🤖 AI Summary
To address the need for label-free, real-time, low-cost, and non-destructive single-cell classification and sorting in biomedical applications, this paper proposes an end-to-end FPGA-embedded system for lymphocyte subpopulation (CD4⁺/CD8⁺/B) identification. We introduce a novel teacher–student knowledge distillation framework to achieve extreme model compression—the student network retains only 0.02% of the original model’s parameters. A hardware-software co-optimized inference engine is designed, integrating a bright-field image preprocessing pipeline with on-chip deep learning execution on a Xilinx FPGA. The system achieves an end-to-end latency of 24.7 μs (40× faster than prior art) and an inference latency of 14.5 μs (12× faster), setting a new state-of-the-art. Classification accuracy reaches 98% for CD4⁺/B discrimination and 93% for zero-shot CD8⁺/B classification—demonstrating high fidelity without labeled training data for the latter.
📝 Abstract
Precise cell classification is essential in biomedical diagnostics and therapeutic monitoring, particularly for identifying diverse cell types involved in various diseases. Traditional cell classification methods such as flow cytometry depend on molecular labeling which is often costly, time-intensive, and can alter cell integrity. To overcome these limitations, we present a label-free machine learning framework for cell classification, designed for real-time sorting applications using bright-field microscopy images. This approach leverages a teacher-student model architecture enhanced by knowledge distillation, achieving high efficiency and scalability across different cell types. Demonstrated through a use case of classifying lymphocyte subsets, our framework accurately classifies T4, T8, and B cell types with a dataset of 80,000 preprocessed images, accessible via an open-source Python package for easy adaptation. Our teacher model attained 98% accuracy in differentiating T4 cells from B cells and 93% accuracy in zero-shot classification between T8 and B cells. Remarkably, our student model operates with only 0.02% of the teacher model's parameters, enabling field-programmable gate array (FPGA) deployment.

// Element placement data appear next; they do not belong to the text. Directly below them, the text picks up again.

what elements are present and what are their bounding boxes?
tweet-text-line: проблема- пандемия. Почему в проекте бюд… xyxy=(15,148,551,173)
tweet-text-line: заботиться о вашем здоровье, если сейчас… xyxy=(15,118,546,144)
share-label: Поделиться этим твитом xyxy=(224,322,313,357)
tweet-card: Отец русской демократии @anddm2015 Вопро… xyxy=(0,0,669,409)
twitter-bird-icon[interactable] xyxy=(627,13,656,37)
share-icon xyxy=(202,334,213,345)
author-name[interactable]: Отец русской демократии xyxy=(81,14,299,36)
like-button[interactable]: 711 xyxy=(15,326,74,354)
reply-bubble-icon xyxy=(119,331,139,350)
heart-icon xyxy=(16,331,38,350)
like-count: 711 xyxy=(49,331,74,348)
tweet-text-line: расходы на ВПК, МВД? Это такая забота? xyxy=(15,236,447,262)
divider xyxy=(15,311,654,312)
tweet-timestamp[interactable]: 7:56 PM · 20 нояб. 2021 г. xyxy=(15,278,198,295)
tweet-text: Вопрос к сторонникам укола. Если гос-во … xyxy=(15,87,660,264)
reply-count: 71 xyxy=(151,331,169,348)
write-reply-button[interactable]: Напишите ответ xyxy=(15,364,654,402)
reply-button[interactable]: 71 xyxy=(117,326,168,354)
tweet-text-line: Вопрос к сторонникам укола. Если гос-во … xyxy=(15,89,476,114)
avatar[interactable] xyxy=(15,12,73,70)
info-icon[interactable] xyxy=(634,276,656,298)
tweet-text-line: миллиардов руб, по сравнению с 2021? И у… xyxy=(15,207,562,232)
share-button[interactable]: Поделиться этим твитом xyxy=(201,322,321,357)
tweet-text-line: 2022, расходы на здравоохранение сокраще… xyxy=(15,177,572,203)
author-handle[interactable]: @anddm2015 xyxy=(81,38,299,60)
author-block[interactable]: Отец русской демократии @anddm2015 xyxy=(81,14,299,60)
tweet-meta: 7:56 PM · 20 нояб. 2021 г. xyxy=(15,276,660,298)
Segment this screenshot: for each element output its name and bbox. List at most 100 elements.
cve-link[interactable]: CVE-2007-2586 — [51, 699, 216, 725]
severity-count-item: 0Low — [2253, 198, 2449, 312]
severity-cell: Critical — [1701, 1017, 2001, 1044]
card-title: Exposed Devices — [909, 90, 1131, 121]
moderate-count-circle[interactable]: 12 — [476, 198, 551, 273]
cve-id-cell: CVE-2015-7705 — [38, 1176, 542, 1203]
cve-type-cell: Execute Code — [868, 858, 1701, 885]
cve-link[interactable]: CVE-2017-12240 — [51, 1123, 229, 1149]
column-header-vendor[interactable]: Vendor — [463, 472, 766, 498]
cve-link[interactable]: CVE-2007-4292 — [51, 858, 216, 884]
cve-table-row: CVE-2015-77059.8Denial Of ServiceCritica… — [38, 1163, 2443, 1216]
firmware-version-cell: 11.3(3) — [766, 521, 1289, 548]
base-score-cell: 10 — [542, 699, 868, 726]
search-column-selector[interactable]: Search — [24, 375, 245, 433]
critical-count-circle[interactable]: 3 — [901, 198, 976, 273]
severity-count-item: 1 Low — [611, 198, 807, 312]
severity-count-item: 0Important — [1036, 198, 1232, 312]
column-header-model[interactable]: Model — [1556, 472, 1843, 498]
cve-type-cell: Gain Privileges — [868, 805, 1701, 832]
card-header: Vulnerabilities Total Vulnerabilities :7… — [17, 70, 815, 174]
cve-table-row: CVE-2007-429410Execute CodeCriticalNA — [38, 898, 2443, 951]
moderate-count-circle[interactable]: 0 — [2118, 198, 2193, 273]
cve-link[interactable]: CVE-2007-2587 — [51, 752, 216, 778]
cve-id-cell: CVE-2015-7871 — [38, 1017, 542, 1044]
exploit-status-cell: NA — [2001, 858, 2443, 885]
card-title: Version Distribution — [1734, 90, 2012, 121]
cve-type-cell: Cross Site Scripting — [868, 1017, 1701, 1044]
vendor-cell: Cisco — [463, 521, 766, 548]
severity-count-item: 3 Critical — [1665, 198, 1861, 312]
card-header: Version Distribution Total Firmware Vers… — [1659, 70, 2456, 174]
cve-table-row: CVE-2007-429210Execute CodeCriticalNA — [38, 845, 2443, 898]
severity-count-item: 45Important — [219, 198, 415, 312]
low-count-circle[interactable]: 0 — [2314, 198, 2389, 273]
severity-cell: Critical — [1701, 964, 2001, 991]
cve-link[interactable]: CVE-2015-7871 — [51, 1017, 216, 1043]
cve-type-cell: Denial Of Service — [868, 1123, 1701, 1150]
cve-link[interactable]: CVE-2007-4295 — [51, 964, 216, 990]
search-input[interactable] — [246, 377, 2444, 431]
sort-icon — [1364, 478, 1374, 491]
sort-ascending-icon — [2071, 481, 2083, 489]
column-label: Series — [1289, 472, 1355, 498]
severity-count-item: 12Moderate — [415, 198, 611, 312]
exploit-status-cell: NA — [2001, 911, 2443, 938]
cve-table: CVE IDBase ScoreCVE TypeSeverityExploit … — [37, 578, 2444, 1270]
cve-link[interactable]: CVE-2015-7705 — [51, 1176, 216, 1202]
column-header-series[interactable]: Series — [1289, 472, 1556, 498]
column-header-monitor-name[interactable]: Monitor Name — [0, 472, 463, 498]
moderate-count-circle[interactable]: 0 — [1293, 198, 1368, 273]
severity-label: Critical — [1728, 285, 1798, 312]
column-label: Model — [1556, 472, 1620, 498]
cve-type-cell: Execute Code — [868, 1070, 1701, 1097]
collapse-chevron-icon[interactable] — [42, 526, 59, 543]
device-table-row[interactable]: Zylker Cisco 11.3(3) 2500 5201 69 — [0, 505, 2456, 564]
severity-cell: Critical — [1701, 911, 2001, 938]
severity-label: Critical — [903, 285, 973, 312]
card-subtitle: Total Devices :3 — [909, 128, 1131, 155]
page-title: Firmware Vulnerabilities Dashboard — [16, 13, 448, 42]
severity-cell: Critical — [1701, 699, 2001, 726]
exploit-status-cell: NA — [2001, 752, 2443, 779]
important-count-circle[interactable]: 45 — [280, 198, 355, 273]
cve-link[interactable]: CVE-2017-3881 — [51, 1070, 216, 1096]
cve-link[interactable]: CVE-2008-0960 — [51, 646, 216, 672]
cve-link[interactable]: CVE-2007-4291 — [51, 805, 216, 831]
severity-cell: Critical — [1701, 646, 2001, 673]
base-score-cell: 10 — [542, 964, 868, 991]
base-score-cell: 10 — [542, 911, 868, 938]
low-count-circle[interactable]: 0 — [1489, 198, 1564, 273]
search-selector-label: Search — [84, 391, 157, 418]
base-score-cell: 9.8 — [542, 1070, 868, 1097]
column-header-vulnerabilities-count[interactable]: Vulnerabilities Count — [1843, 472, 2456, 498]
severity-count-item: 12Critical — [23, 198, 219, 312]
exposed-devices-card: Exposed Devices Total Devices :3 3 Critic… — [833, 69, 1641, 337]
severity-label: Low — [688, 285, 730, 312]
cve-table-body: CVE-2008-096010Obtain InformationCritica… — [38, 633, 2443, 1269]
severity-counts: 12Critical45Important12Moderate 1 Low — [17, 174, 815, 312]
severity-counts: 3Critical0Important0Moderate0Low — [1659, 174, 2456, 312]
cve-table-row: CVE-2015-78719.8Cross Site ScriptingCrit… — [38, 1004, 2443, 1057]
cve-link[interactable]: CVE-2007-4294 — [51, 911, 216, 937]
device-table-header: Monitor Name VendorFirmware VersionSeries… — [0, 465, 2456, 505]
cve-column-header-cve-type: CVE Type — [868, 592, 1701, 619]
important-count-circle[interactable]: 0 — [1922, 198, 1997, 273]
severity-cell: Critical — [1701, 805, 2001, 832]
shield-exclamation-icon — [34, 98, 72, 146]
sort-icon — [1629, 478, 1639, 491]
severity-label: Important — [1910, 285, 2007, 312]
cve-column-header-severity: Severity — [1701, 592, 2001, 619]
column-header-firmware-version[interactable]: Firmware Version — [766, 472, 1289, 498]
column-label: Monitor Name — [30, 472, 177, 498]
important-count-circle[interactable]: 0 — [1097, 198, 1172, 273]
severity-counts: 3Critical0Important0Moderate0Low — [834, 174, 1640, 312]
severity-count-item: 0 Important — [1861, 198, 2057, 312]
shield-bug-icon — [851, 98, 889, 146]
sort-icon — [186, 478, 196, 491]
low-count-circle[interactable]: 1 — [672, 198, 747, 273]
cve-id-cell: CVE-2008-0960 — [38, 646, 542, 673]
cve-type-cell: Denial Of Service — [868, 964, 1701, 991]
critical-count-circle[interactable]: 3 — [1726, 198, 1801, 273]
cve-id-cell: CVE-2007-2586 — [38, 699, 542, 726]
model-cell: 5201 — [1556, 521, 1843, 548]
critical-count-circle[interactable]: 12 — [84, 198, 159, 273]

Our FPGA-accelerated student model achieves an ultra-low inference latency of just 14.5~$mu$s and a complete cell detection-to-sorting trigger time of 24.7~$mu$s, delivering 12x and 40x improvements over the previous state-of-the-art real-time cell analysis algorithm in inference and total latency, respectively, while preserving accuracy comparable to the teacher model. This framework provides a scalable, cost-effective solution for lymphocyte classification, as well as a new SOTA real-time cell sorting implementation for rapid identification of subsets using in situ deep learning on off-the-shelf computing hardware.